Agli Armeni i Turchi hanno riservato un trattamento efferato, dal quale Komitas si salva grazie all’intercessione dell’ambasciatore americano Henry Morgenthau e della figlia del Sultano, sua allieva. Ma la salvezza è solo apparente. Dopo tanto dolore, la sua mente è perduta per sempre. In seguito agli eventi del 1915 la sua vena artistica si è spenta e le corde della sua ispirazione sono sprofondate nel più oscuro mutismo. Da quel momento Komitas interrompe la sua produzione musicale e i suoi studi, inoltre, rifiuta totalmente di suonare. Nella furia del Metz Yeghern, il Grande Male, come gli Armeni chiamano il genocidio, il suo lavoro di ricerca e ricostruzione dei canti tradizionali armeni è andato distrutto: non solo ha perduto la sua terra e la sua patria, ma anche la possibilità di preservarne la memoria attraverso la musica. Si dice che questo tormento, unito al trauma della catastrofe, lo abbia portato al silenzio.

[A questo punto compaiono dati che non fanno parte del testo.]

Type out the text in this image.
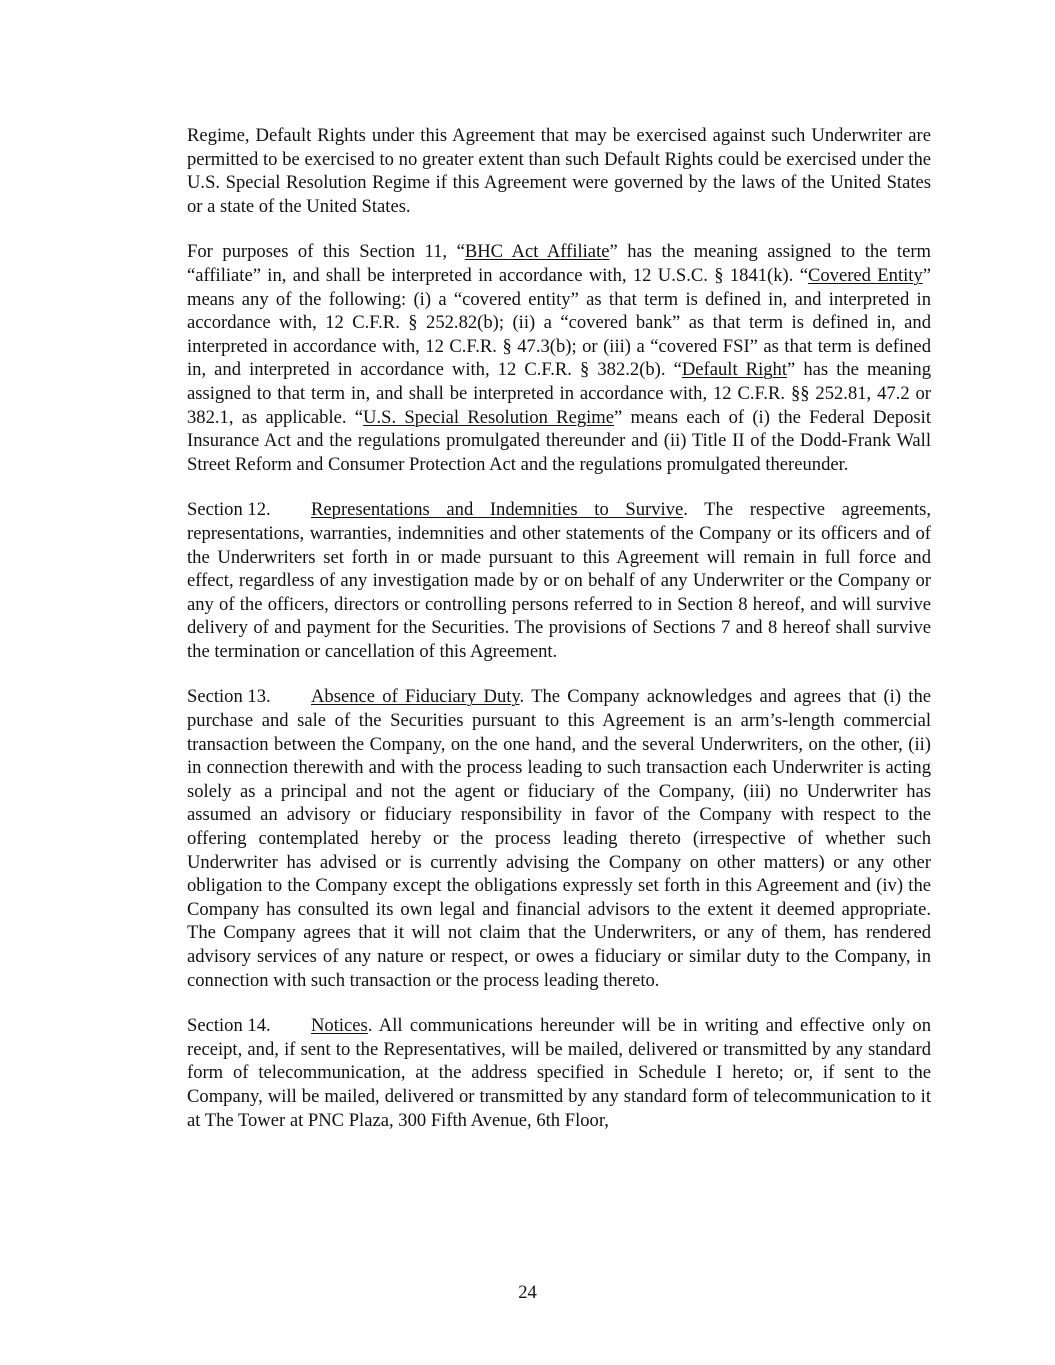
Regime, Default Rights under this Agreement that may be exercised against such Underwriter are permitted to be exercised to no greater extent than such Default Rights could be exercised under the U.S. Special Resolution Regime if this Agreement were governed by the laws of the United States or a state of the United States.

For purposes of this Section 11, “BHC Act Affiliate” has the meaning assigned to the term “affiliate” in, and shall be interpreted in accordance with, 12 U.S.C. § 1841(k). “Covered Entity” means any of the following: (i) a “covered entity” as that term is defined in, and interpreted in accordance with, 12 C.F.R. § 252.82(b); (ii) a “covered bank” as that term is defined in, and interpreted in accordance with, 12 C.F.R. § 47.3(b); or (iii) a “covered FSI” as that term is defined in, and interpreted in accordance with, 12 C.F.R. § 382.2(b). “Default Right” has the meaning assigned to that term in, and shall be interpreted in accordance with, 12 C.F.R. §§ 252.81, 47.2 or 382.1, as applicable. “U.S. Special Resolution Regime” means each of (i) the Federal Deposit Insurance Act and the regulations promulgated thereunder and (ii) Title II of the Dodd-Frank Wall Street Reform and Consumer Protection Act and the regulations promulgated thereunder.

Section 12. Representations and Indemnities to Survive. The respective agreements, representations, warranties, indemnities and other statements of the Company or its officers and of the Underwriters set forth in or made pursuant to this Agreement will remain in full force and effect, regardless of any investigation made by or on behalf of any Underwriter or the Company or any of the officers, directors or controlling persons referred to in Section 8 hereof, and will survive delivery of and payment for the Securities. The provisions of Sections 7 and 8 hereof shall survive the termination or cancellation of this Agreement.

Section 13. Absence of Fiduciary Duty. The Company acknowledges and agrees that (i) the purchase and sale of the Securities pursuant to this Agreement is an arm’s-length commercial transaction between the Company, on the one hand, and the several Underwriters, on the other, (ii) in connection therewith and with the process leading to such transaction each Underwriter is acting solely as a principal and not the agent or fiduciary of the Company, (iii) no Underwriter has assumed an advisory or fiduciary responsibility in favor of the Company with respect to the offering contemplated hereby or the process leading thereto (irrespective of whether such Underwriter has advised or is currently advising the Company on other matters) or any other obligation to the Company except the obligations expressly set forth in this Agreement and (iv) the Company has consulted its own legal and financial advisors to the extent it deemed appropriate. The Company agrees that it will not claim that the Underwriters, or any of them, has rendered advisory services of any nature or respect, or owes a fiduciary or similar duty to the Company, in connection with such transaction or the process leading thereto.

Section 14. Notices. All communications hereunder will be in writing and effective only on receipt, and, if sent to the Representatives, will be mailed, delivered or transmitted by any standard form of telecommunication, at the address specified in Schedule I hereto; or, if sent to the Company, will be mailed, delivered or transmitted by any standard form of telecommunication to it at The Tower at PNC Plaza, 300 Fifth Avenue, 6th Floor,

24
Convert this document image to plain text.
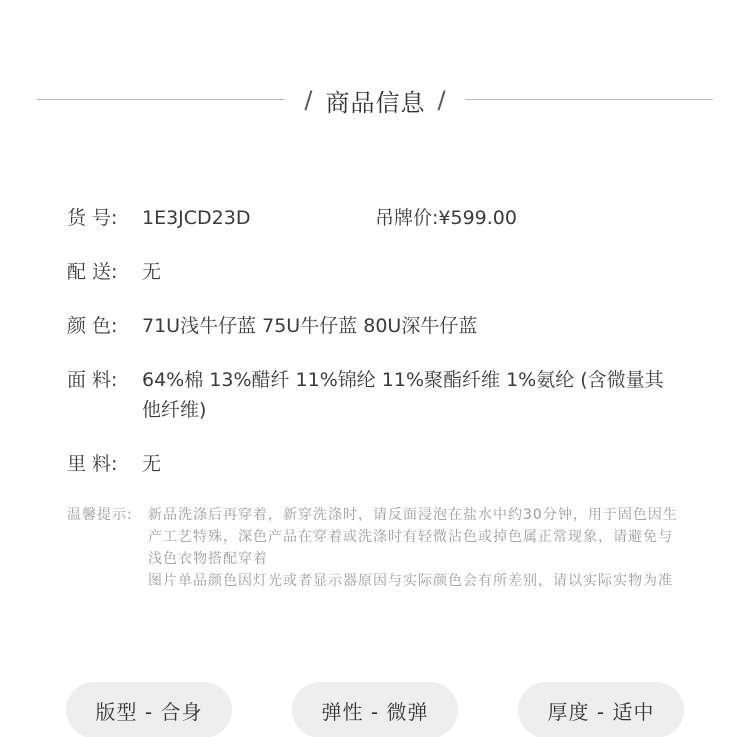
/ 商品信息 /
货 号:	1E3JCD23D	吊牌价:¥599.00
配 送:	无
颜 色:	71U浅牛仔蓝 75U牛仔蓝 80U深牛仔蓝
面 料:	64%棉 13%醋纤 11%锦纶 11%聚酯纤维 1%氨纶 (含微量其他纤维)
里 料:	无
温馨提示: 新品洗涤后再穿着，新穿洗涤时，请反面浸泡在盐水中约30分钟，用于固色因生产工艺特殊，深色产品在穿着或洗涤时有轻微沾色或掉色属正常现象，请避免与浅色衣物搭配穿着
图片单品颜色因灯光或者显示器原因与实际颜色会有所差别，请以实际实物为准
版型 - 合身	弹性 - 微弹	厚度 - 适中
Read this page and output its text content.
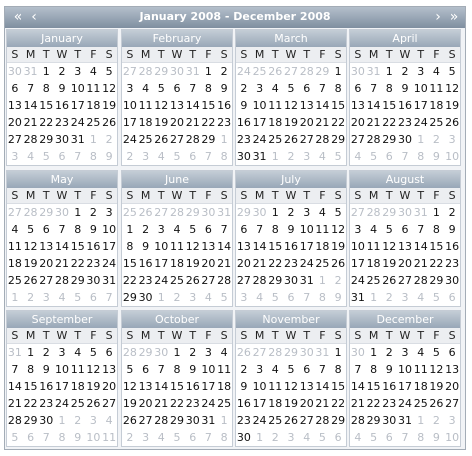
« ‹	January 2008 - December 2008	› »
January
S M T W T F S
30 31 1 2 3 4 5
6 7 8 9 10 11 12
13 14 15 16 17 18 19
20 21 22 23 24 25 26
27 28 29 30 31 1 2
3 4 5 6 7 8 9
February
S M T W T F S
27 28 29 30 31 1 2
3 4 5 6 7 8 9
10 11 12 13 14 15 16
17 18 19 20 21 22 23
24 25 26 27 28 29 1
2 3 4 5 6 7 8
March
S M T W T F S
24 25 26 27 28 29 1
2 3 4 5 6 7 8
9 10 11 12 13 14 15
16 17 18 19 20 21 22
23 24 25 26 27 28 29
30 31 1 2 3 4 5
April
S M T W T F S
30 31 1 2 3 4 5
6 7 8 9 10 11 12
13 14 15 16 17 18 19
20 21 22 23 24 25 26
27 28 29 30 1 2 3
4 5 6 7 8 9 10
May
S M T W T F S
27 28 29 30 1 2 3
4 5 6 7 8 9 10
11 12 13 14 15 16 17
18 19 20 21 22 23 24
25 26 27 28 29 30 31
1 2 3 4 5 6 7
June
S M T W T F S
25 26 27 28 29 30 31
1 2 3 4 5 6 7
8 9 10 11 12 13 14
15 16 17 18 19 20 21
22 23 24 25 26 27 28
29 30 1 2 3 4 5
July
S M T W T F S
29 30 1 2 3 4 5
6 7 8 9 10 11 12
13 14 15 16 17 18 19
20 21 22 23 24 25 26
27 28 29 30 31 1 2
3 4 5 6 7 8 9
August
S M T W T F S
27 28 29 30 31 1 2
3 4 5 6 7 8 9
10 11 12 13 14 15 16
17 18 19 20 21 22 23
24 25 26 27 28 29 30
31 1 2 3 4 5 6
September
S M T W T F S
31 1 2 3 4 5 6
7 8 9 10 11 12 13
14 15 16 17 18 19 20
21 22 23 24 25 26 27
28 29 30 1 2 3 4
5 6 7 8 9 10 11
October
S M T W T F S
28 29 30 1 2 3 4
5 6 7 8 9 10 11
12 13 14 15 16 17 18
19 20 21 22 23 24 25
26 27 28 29 30 31 1
2 3 4 5 6 7 8
November
S M T W T F S
26 27 28 29 30 31 1
2 3 4 5 6 7 8
9 10 11 12 13 14 15
16 17 18 19 20 21 22
23 24 25 26 27 28 29
30 1 2 3 4 5 6
December
S M T W T F S
30 1 2 3 4 5 6
7 8 9 10 11 12 13
14 15 16 17 18 19 20
21 22 23 24 25 26 27
28 29 30 31 1 2 3
4 5 6 7 8 9 10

Ryszard Kapuscinski in “Imperium” racconta l’abisso del musicista:
“Dedicò l’intera vita alla musica armena. Girava per le campagne raccogliendo canti popolari. Compose decine, qualcuno dice centinaia, di cori armeni. Era un gusani, un cantore ambulante, improvvisava epopee, cantava. Nel 1915 in Turchia cominciò il massacro degli armeni. Fu nella storia il maggiore eccidio prima di Hitler, un milione e mezzo di armeni vi persero la vita. I soldati turchi trascinarono Komitas in cima a una roccia, dalla quale stavano per buttarlo giù. Lo salvò all’ultimo momento la figlia del sultano di Istanbul, sua allieva. Ma ormai Komitas aveva visto l’abisso e la sua mente era rimasta sconvolta. Aveva quarantacinque anni. Qualcuno lo portò a Parigi. Non sapeva di trovarcisi. Visse ancora vent’anni. Non disse più una parola. Vent’anni in un asilo per alienati. Camminava poco, taceva, però guardava. È probabile che vedesse i suoi accompagnatori, dicono li guardasse in faccia. Interrogato, non rispondeva. Provarono con ogni mezzo. Lo portarono davanti a un organo. Si alzò e andò via. Gli fecero ascoltare dei dischi. Sembrava che neanche li sentisse. Qualcuno gli pose sulle ginocchia uno strumento popolare, il tar. Lo scostò delicatamente. Nessuno può dire con certezza se fosse malato oppure no. E se avesse scelto il silenzio? Forse quella era la sua libertà. Non era morto, ma neanche viveva. Esisteva e non esisteva, sospeso tra la vita e la morte, nel purgatorio per malati di mente. Coloro che andavano a trovarlo dicono che appariva sempre più stanco. Ogni tanto raspava la superficie del tavolo con le dita, in silenzio, poiché il tavolo non faceva rumore. Era calmo, sempre serio. Morì nel 1935: ci mise vent’anni a cadere nel baratro dal quale un giorno la figlia del sultano di Istanbul, sua allieva, l’aveva salvato”.
Come i molti Armeni che il Grande Male ha disperso, strappandone le radici, Komitas vive nel mondo come in una terra straniera, con una sofferenza che è troppo grande per essere cantata. Il silenzio è caduto sugli Armeni e ne ha coperto la tragedia per decenni, ma a distanza di un secolo il trauma vissuto da un intero popolo continua a riverberare con sinistri bagliori di guerra nelle dispute territoriali che ancora oggi tormentano ciò che resta di quella terra.